Кто ездит на автобусе в этом городке? Дети, водители, которых лишили прав за вождение в нетрезвом виде, иностранцы.
Дверь закрылась, включилось сцепление, автобус, вздрогнув, подался вперед.
Минут через десять в просветах деревьев замаячили дома.
Я пристально вглядывалась в номера на почтовых ящиках. Почти сразу заметила номер 229 и оглянулась в поисках способа остановить автобус. Ага, вот какой‑то шнур, протянутый вдоль окон. Потянула, раздался звонок; автобус затормозил, но только у следующей остановки, проехав примерно километр.
Встала, прошла вперед и поблагодарила водителя:
– Спасибо.
– Угу, – буркнул он, и автобус уехал.
Я пошла назад. В глубине небольшого участка с расставленными тут и там ржавеющими железными скульптурами стоял двухэтажный дом на четыре‑пять спален, опоясанный со всех сторон деревянной террасой. Близко к дому – слишком близко – росли большие старые деревья.
Дорожка. Крыльцо. Аккуратно собранные кучи желтых листьев. Дверной молоток в форме головы бордер колли. Постучала. Дверь мне открыл неопределенного возраста человек с бледным азиатским лицом. Джинсы, черный свитер, подозрительный взгляд. Огромного роста. Что у них тут в воду добавляют?
– Мы не участвуем в сборе средств на благотворительность, – сообщил он.
– Я из Северной страховой, мне, с вашего позволения, надо поговорить с миссис Купер, – протараторила я.
Он в нерешительности нахмурился, потом открыл дверь пошире:
– Это по поводу автоаварии?
– Да.
– Проходите.
В темном холодном доме пахло уксусом. Панели красного дерева, полы, вымощенные каменной плиткой, еще несколько уродливых металлических скульптур. Я прошла следом за мужчиной в небольшую загроможденную гостиную. Фарфоровые статуэтки по рисункам монахини Гуммель, стеклянные фигурки животных, ткани, украшенные индейскими узорами, великолепный истертый коврик над кирпичным камином, на другой стене – рисунки по ткани для ширм в китайском стиле. Посередине каминной полки лежал овальный мяч.
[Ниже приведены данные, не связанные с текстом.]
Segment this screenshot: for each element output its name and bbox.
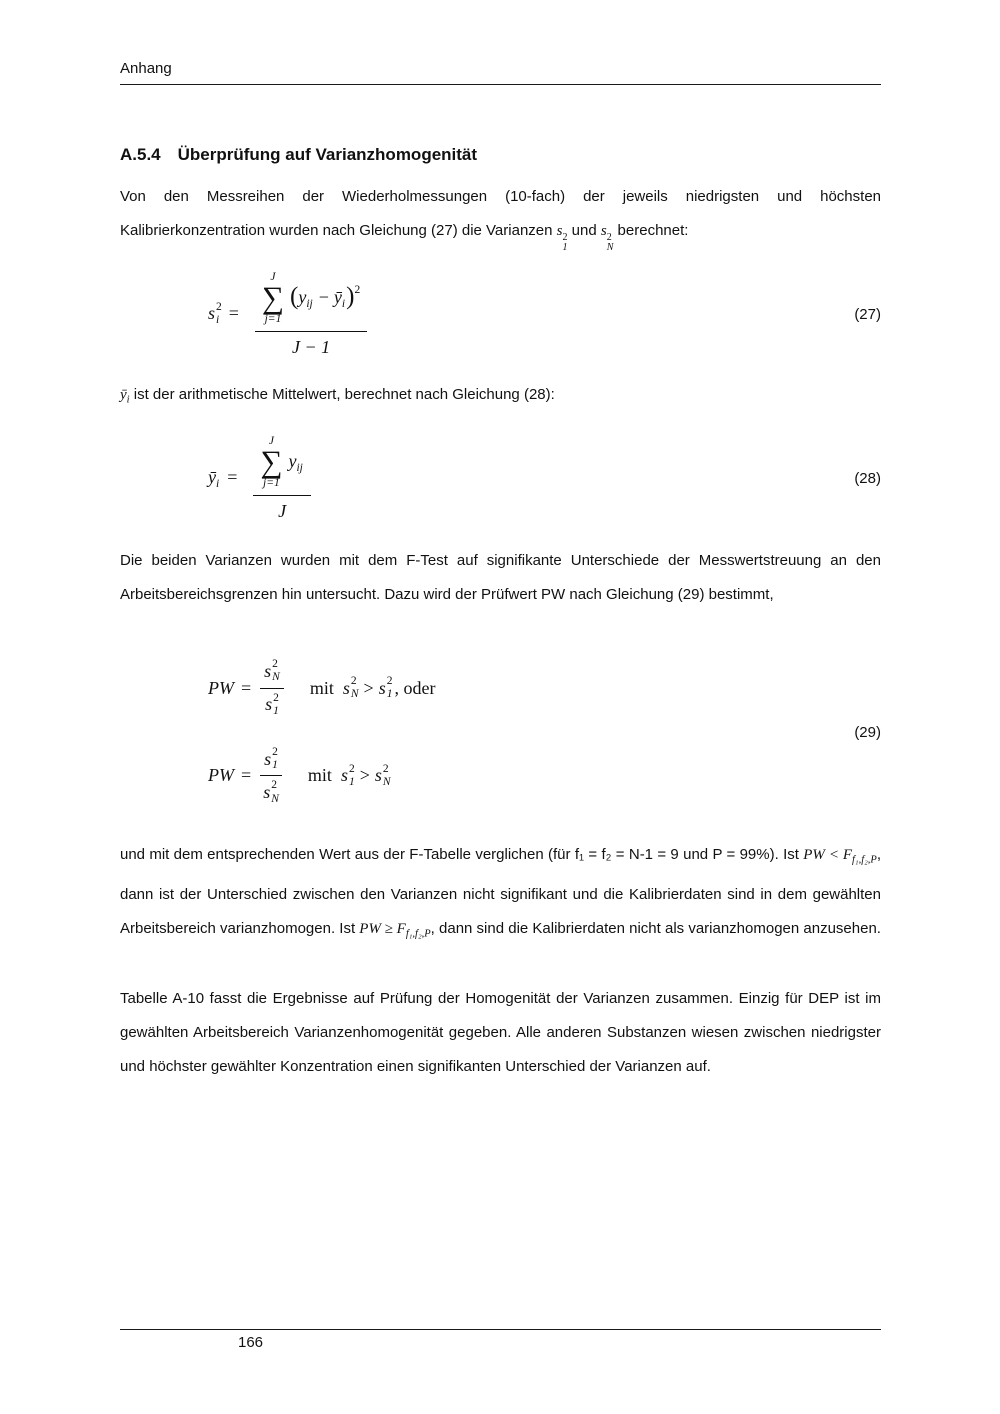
- equals-sign: =: [241, 677, 252, 698]
- scripts: [216, 301, 222, 327]
- paragraph-text: , dann sind die Kalibrierdaten nicht als varianzhomogen anzusehen.: [430, 919, 881, 937]
- numerator: [260, 658, 284, 688]
- equation-29: [120, 648, 881, 816]
- variable-PW: PW: [208, 765, 234, 786]
- variable-s1: s: [556, 223, 563, 239]
- equals-sign: =: [241, 765, 252, 786]
- open-paren: (: [290, 282, 299, 310]
- scripts: [349, 763, 355, 789]
- variable-s: s: [340, 765, 348, 786]
- sum-lower-limit: j=1: [264, 312, 282, 325]
- fraction: [255, 270, 367, 359]
- paragraph-text: Von den Messreihen der Wiederholmessungen (10-fach) der jeweils niedrigsten und höchsten Kalibrierkonzentration wurden nach Gleichung (27) die Varianzen: [120, 188, 881, 239]
- equation-29-body: [208, 658, 435, 806]
- word-mit: mit: [309, 677, 334, 698]
- superscript: 2: [273, 691, 279, 704]
- equation-27-body: [208, 270, 367, 359]
- equation-29-line2: [208, 746, 435, 806]
- minus-sign: −: [318, 287, 329, 308]
- sum-upper-limit: J: [268, 434, 274, 447]
- denominator: [265, 689, 279, 718]
- variable-y: y: [288, 451, 297, 472]
- variable-ybar: ȳ: [208, 467, 216, 488]
- variable-ybar: ȳ: [333, 287, 342, 308]
- variable-s: s: [265, 694, 273, 715]
- scripts: [271, 779, 279, 805]
- subscript: 1: [348, 775, 355, 788]
- superscript: 2: [350, 674, 357, 687]
- superscript: 2: [272, 746, 278, 758]
- superscript: 2: [386, 674, 393, 687]
- subscript: 1: [272, 759, 278, 772]
- sum-symbol: ∑: [260, 444, 283, 480]
- sum-lower-limit: j=1: [263, 476, 280, 489]
- paragraph-text: und: [567, 222, 601, 239]
- numerator: [255, 270, 367, 333]
- variable-PW: PW: [208, 677, 234, 698]
- footer-rule: [120, 1329, 881, 1330]
- superscript: 2: [606, 231, 612, 243]
- equation-29-line1: [208, 658, 435, 718]
- page-number: 166: [238, 1334, 264, 1351]
- section-title: Überprüfung auf Varianzhomogenität: [177, 145, 478, 164]
- variable-s: s: [264, 748, 272, 769]
- subscript: 1: [273, 704, 279, 717]
- paragraph-text: ist der arithmetische Mittelwert, berechnet nach Gleichung (28):: [129, 386, 555, 403]
- paragraph-text: und mit dem entsprechenden Wert aus der F-Tabelle verglichen (für f₁ = f₂ = N-1 = 9 und P = 99%). Ist: [120, 846, 804, 863]
- fraction: [253, 434, 311, 523]
- variable-y: y: [298, 287, 307, 308]
- equation-28: [120, 430, 881, 526]
- variable-sN: s: [600, 223, 607, 239]
- variable-ybar: ȳ: [120, 387, 127, 403]
- subscript: i: [216, 313, 220, 326]
- paragraph-ftable: [120, 838, 881, 951]
- paragraph-mean: [120, 378, 881, 418]
- paragraph-text: berechnet:: [613, 222, 689, 239]
- superscript: 2: [562, 231, 568, 243]
- subscript: N: [350, 688, 359, 701]
- numerator: [253, 434, 311, 497]
- variable-s: s: [263, 782, 271, 803]
- subscript: ij: [296, 461, 303, 474]
- denominator: J: [278, 501, 287, 522]
- subscript: i: [341, 297, 346, 310]
- scripts: [272, 746, 278, 772]
- equation-number: (27): [854, 305, 881, 323]
- section-heading: [120, 145, 477, 165]
- equation-number: (28): [854, 469, 881, 487]
- equation-28-body: [208, 434, 311, 523]
- running-header: Anhang: [120, 60, 172, 77]
- scripts: [272, 658, 280, 684]
- subscript: ij: [306, 297, 313, 310]
- subscript: N: [382, 775, 391, 788]
- expression-pw-lt-F: PW < F: [803, 847, 853, 863]
- summation: [262, 270, 284, 327]
- greater-than-sign: >: [363, 677, 374, 698]
- subscript: N: [606, 242, 614, 253]
- scripts: [383, 763, 391, 789]
- summation: [260, 434, 282, 491]
- paragraph-text: , dann ist der Unterschied zwischen den Varianzen nicht signifikant und die Kalibrierdaten sind in dem gewählten Arbeitsbereich varianzhomogen. Ist: [120, 846, 881, 937]
- sum-symbol: ∑: [261, 280, 285, 316]
- scripts: [273, 692, 279, 718]
- word-mit: mit: [307, 765, 332, 786]
- subscript: N: [272, 671, 280, 684]
- equals-sign: =: [228, 303, 239, 324]
- numerator: [260, 746, 282, 776]
- fraction: [260, 658, 284, 718]
- header-rule: [120, 84, 881, 85]
- paragraph-ftest: Die beiden Varianzen wurden mit dem F-Test auf signifikante Unterschiede der Messwertstreuung an den Arbeitsbereichsgrenzen hin untersucht. Dazu wird der Prüfwert PW nach Gleichung (29) bestimmt,: [120, 552, 881, 603]
- superscript: 2: [382, 762, 389, 775]
- variable-s: s: [374, 765, 382, 786]
- sum-upper-limit: J: [270, 270, 276, 283]
- superscript: 2: [216, 300, 222, 313]
- variable-s: s: [264, 660, 272, 681]
- subscript: f₁,f₂,P: [852, 854, 877, 866]
- subscript: i: [126, 394, 130, 406]
- variable-s: s: [208, 303, 216, 324]
- subscript: N: [271, 792, 279, 805]
- section-number: A.5.4: [120, 145, 161, 164]
- paragraph-intro: [120, 180, 881, 254]
- fraction: [260, 746, 282, 806]
- superscript: 2: [348, 762, 355, 775]
- denominator: J − 1: [291, 337, 331, 358]
- equals-sign: =: [227, 467, 238, 488]
- subscript: i: [216, 477, 220, 490]
- denominator: [263, 776, 279, 805]
- equation-27: [120, 262, 881, 366]
- paragraph-results: Tabelle A-10 fasst die Ergebnisse auf Prüfung der Homogenität der Varianzen zusammen. Einzig für DEP ist im gewählten Arbeitsbereich Varianzenhomogenität gegeben. Alle anderen Substanzen wiesen zwischen niedrigster und höchster gewählter Konzentration einen signifikanten Unterschied der Varianzen auf.: [120, 990, 881, 1075]
- subscript: 1: [562, 242, 568, 253]
- equation-number: (29): [854, 723, 881, 741]
- subscript: f₁,f₂,P: [405, 928, 431, 940]
- superscript: 2: [271, 779, 277, 792]
- variable-s: s: [378, 677, 386, 698]
- subscript: 1: [386, 688, 393, 701]
- greater-than-sign: >: [359, 765, 370, 786]
- superscript: 2: [272, 658, 278, 671]
- superscript: 2: [354, 283, 361, 296]
- word-oder: , oder: [394, 677, 436, 698]
- variable-s: s: [342, 677, 350, 698]
- expression-pw-ge-F: PW ≥ F: [359, 920, 406, 937]
- close-paren: ): [346, 282, 355, 310]
- scripts: [351, 675, 359, 701]
- scripts: [387, 675, 393, 701]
– Моя мама, – шепнул он, кивнув на седую женщину, сидящую перед очень большим телевизором.
Показывали какое‑то соревнование, участники метались по экрану.
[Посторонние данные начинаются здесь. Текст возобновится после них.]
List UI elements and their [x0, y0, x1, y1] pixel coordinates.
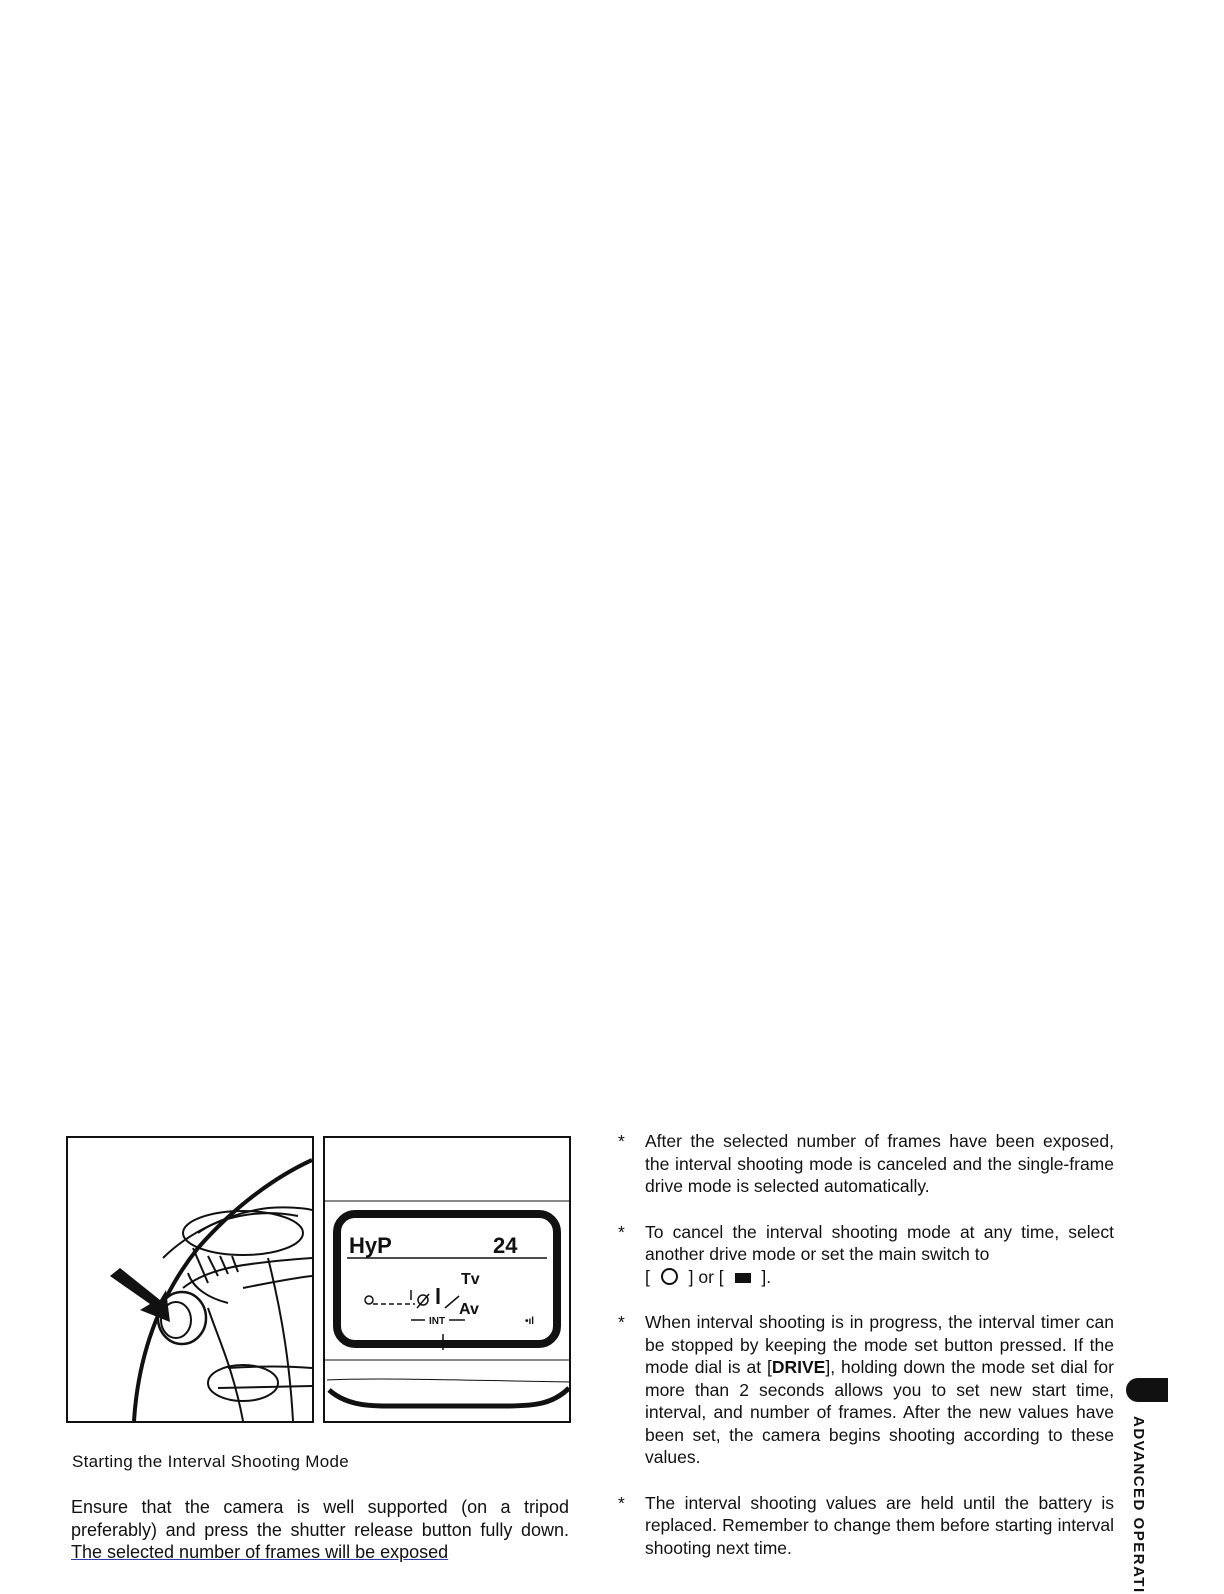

– Меня зовут Джимми, – тихо сказал мой провожатый.
– Инес Мартинес, – представилась я, протягивая ему руку.
Он крепко ее пожал и обратился к пожилой женщине:
– Мам, тут к тебе по поводу той аварии. – Повторил раз, другой, но женщину занимало только происходившее на экране.
Наконец Джимми взял пульт и выключил телевизор.
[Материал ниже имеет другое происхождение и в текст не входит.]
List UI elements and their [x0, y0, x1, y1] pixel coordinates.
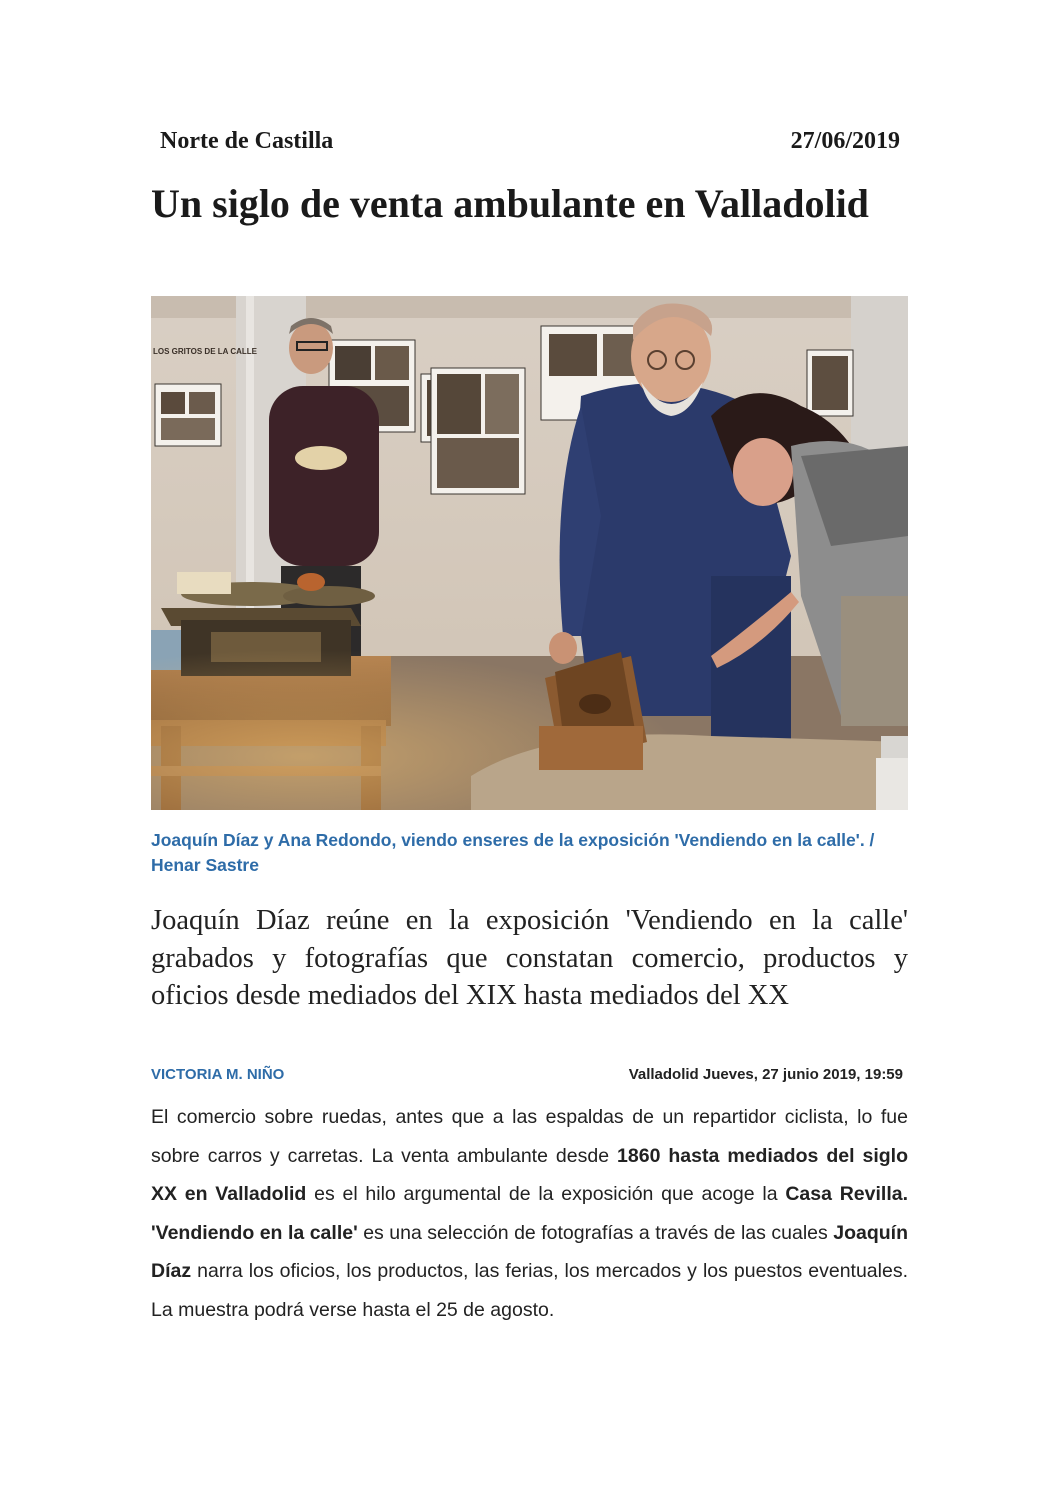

Тогда миссис Купер взглянула в мою сторону. Это была старая китаянка в красивом голубом платье с цветочным узором, опрятная, аккуратная, миниатюрная. Ее окружала особая аура – такая иногда бывает у наркоманов и умирающих.
– Мам, тут к тебе дама, – объяснил ей Джимми.
– Я же смотрела передачу! – запротестовала миссис Купер.
Джимми пожал плечами и, обернувшись ко мне, закатил глаза.
Твоя очередь, Меркадо.
Ласковый голос. Фальшивая улыбка.
– Миссис Купер, меня зовут Инес Мартинес, я из Северной страховой компании. – Я произносила слова так, как нас учили на занятиях по английской риторике, для того, вероятно, чтобы мы заговорили как американские актрисы 1930‑х годов.
– Да? – отозвалась миссис Купер, глядя на Джимми так, словно он все‑таки сделал то, чего она ужасно опасалась, – собрался отправить ее в дом престарелых.
– Мне восемьдесят один год, и у меня никогда не было ни одной аварии.
– Восемьдесят один? Я думала, вам едва за семьдесят, – сказала я не кривя душой.